The world has changed and religion needs to change to exist with relevance and meaning in the modern world. It simply has to.
I’m not talking about one big party, or taking away from the weight or seriousness of people’s beliefs and subsequent religion nor any disrespect to the faith, the church and those whom devote their lifes to it, really I’m not. I respect that. But Catholicism can’t be like the Borg from Star Trek, People can’t be punished passively by overzealous priests for not assimilating in the ‘right way’ surely?
I’ve often thought Churches need to be run like start-up businesses, as often they are like start-ups, with little staff and absolutely no money so here’s a few ideas:
- Your religion in plain English lessons – a bit like a translation service for those who want to get into and understand religion, have tried reading the bible since school, and want a helping hand to make it relevant to them. Think young parents and those who maybe aren’t as well educated as others. This could be done over a coffee morning, with the priest offering a drop in session a couple times a week.

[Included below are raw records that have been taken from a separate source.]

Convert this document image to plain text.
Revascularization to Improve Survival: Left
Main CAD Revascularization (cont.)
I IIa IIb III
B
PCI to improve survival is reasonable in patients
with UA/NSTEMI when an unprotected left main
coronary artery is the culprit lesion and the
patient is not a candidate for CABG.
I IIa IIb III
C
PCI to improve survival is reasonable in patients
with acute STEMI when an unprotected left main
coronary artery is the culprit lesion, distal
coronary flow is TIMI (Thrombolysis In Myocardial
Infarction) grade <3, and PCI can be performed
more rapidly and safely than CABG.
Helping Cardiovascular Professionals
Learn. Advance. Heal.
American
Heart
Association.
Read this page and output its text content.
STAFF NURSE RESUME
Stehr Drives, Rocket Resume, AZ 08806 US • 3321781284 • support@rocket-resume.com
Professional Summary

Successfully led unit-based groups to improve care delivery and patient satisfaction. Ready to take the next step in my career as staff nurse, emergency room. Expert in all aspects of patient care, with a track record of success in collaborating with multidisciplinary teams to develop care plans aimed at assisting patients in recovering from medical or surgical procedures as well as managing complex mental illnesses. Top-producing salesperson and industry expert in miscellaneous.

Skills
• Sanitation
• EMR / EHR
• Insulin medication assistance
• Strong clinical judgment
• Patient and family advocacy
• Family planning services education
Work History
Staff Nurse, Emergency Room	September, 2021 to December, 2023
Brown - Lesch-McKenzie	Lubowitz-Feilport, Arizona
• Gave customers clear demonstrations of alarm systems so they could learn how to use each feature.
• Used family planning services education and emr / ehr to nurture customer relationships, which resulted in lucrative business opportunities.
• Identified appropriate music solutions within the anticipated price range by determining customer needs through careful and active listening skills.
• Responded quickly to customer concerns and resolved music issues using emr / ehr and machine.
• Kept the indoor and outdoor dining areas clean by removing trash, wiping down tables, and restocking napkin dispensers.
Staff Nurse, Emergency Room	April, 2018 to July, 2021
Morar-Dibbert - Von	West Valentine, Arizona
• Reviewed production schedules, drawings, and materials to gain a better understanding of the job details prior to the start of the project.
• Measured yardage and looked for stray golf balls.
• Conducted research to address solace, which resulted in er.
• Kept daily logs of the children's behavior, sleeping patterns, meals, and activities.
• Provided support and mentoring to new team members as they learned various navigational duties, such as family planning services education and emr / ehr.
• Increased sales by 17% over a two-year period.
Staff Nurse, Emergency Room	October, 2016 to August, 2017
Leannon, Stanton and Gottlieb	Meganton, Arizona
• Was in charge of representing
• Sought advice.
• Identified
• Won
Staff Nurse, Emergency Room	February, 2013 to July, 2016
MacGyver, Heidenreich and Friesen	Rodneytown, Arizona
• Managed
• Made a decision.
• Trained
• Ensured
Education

- An open door policy – one who accepts those who want to go to Church, don’t know where to start, don’t know how Holy Communion works, have never been to a service before. Not knowing when to go and get your symbolised blood of Christ and what to say doesn’t mean you don’t have faith, it just means you have never done it before and Churches need to explain the rules to all these to newbies. Don’t think it matters? Tell that to ‘Beryl’ whose been glaring from her pew for the last 20 minutes because you don’t know the words to All Things Bright And Beautiful. (maybe you’re more a 50 Cent person)
You know that thing schools do sometimes, where they take something historic and weighty and try & turn it into something modern and more relevant, you know like Shakespeare (Macbeth) on a Council Estate using Rap to explain the meaning or something, well why not do that for religion?
Look Churches & councils, you need people. You need people to attend, consistently and regularly. You need people to want to, not just out of blind faith – those people are dying out, and you’re in danger of running the churches dry. I’m totally aware the Churches do AMAZING things for the parish, and the communities they support, that’s one of the reasons I have faith, BUT you have to stop doing it with the weight of judgement on people.
Religion has to change if you want to capture the young, I’m becoming disillusioned and I’m right at the edge of the X gen/Millennial demographic. My children, and their children, although will be faith practising will be at risk of having their religion cease to become relevant, practising their faith in more accepting surroundings that in the future, probably won’t look like a church.